Plan focal de Sentinel-2

 

Or sur la première image de Sentinel-2, nous observons sur la mer la réflexion spéculaire du soleil sur la mer, qui est une cible qui varie très rapidement en fonction de l'angle de vue, comme on peut le voir sur la photo-ci dessous. Bertrand Fougnie, du CNES, a calculé la réflectance observée au dessus de la tache de réflexion spéculaire, dans les conditions géométriques de la première image Sentinel-2. On observe bien d'assez fortes différences entre les détecteurs pairs et impairs. Ces différences dépendent de la vitesse du vent. Quand le vent est faible, la tache spéculaire couvre une plus petite surface et ses variations angulaires sont plus fortes.

 

Le "défaut" que nous observons est donc tout simplement lié à une différence d'angle d'observation.

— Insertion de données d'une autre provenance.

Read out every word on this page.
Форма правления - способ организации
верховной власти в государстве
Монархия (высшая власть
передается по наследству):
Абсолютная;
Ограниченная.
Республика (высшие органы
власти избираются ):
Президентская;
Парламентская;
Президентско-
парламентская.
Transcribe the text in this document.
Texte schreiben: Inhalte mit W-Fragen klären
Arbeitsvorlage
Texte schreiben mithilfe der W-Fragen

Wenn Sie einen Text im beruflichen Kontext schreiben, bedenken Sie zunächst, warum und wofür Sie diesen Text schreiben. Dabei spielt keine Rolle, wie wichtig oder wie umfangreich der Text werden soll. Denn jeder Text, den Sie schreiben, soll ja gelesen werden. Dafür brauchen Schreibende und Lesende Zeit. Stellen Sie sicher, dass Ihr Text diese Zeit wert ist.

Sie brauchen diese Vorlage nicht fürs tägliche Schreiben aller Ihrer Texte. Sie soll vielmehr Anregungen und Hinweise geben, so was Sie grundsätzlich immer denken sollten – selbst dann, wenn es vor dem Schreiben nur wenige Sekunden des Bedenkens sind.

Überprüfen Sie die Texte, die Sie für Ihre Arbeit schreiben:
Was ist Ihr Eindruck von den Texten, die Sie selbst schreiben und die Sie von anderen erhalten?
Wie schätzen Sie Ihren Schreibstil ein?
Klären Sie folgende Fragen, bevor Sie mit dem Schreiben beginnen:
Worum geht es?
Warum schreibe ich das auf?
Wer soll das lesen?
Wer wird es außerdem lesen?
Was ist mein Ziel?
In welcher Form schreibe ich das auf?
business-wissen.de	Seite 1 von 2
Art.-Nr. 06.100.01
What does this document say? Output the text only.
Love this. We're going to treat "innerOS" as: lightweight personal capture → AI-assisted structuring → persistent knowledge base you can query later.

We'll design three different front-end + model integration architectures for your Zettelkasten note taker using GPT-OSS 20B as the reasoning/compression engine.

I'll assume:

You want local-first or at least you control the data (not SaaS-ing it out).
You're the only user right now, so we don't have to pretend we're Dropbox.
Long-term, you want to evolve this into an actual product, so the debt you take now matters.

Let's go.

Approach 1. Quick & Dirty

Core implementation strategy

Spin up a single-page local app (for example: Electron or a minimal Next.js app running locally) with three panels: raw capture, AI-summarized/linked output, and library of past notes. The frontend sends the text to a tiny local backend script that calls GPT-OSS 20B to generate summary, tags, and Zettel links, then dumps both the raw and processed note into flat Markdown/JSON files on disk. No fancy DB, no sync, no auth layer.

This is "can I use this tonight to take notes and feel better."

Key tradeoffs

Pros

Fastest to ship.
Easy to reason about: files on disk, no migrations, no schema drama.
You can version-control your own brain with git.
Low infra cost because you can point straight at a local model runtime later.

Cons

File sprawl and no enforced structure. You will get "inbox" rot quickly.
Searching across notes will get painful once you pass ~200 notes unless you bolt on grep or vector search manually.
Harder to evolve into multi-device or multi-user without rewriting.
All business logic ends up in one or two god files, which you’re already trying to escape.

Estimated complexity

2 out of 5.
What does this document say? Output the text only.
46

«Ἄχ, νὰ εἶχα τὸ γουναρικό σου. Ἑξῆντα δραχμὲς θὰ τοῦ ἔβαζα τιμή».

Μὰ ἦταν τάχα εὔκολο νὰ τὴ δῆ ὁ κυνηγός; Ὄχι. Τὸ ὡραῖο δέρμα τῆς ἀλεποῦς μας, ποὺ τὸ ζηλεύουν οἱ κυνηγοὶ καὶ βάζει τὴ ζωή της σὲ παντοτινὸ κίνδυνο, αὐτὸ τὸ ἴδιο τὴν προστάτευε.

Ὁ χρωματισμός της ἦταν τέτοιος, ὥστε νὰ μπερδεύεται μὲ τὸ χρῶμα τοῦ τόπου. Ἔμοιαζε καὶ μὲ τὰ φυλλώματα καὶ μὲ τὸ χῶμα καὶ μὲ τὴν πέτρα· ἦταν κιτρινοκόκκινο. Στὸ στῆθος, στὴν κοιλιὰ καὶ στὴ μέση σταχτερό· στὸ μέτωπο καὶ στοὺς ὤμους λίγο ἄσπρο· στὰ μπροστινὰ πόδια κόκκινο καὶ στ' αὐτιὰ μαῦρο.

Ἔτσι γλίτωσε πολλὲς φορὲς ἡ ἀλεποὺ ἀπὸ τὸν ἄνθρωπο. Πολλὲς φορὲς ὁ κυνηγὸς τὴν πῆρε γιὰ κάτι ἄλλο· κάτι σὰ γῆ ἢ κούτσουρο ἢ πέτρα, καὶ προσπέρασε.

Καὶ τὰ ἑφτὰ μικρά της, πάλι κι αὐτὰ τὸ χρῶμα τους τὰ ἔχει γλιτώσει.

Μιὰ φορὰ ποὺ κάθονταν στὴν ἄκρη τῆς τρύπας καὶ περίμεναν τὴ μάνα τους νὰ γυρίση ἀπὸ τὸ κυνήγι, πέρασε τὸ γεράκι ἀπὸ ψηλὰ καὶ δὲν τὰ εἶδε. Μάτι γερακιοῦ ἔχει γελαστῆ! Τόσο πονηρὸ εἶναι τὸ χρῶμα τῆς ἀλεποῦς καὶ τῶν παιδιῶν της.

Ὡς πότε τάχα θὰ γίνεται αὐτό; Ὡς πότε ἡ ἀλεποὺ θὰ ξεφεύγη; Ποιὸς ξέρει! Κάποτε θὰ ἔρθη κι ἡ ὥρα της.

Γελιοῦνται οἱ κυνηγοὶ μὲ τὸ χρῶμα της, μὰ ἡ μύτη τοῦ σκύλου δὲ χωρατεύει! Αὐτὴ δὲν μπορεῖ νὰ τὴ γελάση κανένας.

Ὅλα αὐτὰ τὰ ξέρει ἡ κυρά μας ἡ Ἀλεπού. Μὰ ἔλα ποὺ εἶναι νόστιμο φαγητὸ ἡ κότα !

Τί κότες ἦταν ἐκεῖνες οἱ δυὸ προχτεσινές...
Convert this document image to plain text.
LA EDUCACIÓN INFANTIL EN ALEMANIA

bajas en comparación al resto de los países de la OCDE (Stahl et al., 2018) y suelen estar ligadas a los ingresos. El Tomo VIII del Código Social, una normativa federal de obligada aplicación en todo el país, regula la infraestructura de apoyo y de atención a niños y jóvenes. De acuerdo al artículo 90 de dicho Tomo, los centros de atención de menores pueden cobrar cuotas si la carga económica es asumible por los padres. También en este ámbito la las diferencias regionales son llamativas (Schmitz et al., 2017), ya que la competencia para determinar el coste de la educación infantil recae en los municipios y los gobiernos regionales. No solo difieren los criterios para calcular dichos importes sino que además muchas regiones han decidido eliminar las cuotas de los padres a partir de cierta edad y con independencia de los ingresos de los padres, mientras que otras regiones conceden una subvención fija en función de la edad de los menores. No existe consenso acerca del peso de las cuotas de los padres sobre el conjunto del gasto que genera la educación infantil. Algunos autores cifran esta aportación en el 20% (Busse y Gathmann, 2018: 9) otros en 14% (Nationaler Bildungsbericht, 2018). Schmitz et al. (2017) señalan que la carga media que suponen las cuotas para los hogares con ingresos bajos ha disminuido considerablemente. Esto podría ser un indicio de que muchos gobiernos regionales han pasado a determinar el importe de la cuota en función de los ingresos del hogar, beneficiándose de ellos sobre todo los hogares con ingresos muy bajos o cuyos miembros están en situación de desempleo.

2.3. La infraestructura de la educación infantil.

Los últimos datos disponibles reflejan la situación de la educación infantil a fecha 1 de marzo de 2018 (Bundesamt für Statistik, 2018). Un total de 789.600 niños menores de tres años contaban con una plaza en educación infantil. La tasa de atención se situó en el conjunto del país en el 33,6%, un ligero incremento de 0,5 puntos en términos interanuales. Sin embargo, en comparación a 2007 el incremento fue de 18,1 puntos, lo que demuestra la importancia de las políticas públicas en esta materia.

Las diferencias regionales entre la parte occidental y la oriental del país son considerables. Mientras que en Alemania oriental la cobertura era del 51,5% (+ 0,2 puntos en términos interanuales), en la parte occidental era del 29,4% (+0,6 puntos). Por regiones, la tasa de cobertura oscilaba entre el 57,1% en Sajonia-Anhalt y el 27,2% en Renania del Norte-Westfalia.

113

Il n'est d'ailleurs pas visible au dessus des terres, car les variations directionnelles des surfaces terrestres sont beaucoup plus lentes, excepté pour certaines conditions très particulières, qui ne devraient pas être visibles avec Sentinel-2.

 

Certains m'ont dit que celà pourrait donc poser des problèmes pour l'utilisation des données au dessus de l'eau. Je ne le pense pas, parce que si l'on veut pouvoir utiliser ces données sur l'eau, en présence de réflexion spéculaire, il faut être capable de corriger ce phénomène, et on peut donc tout à fait prendre en compte les différences d'angle.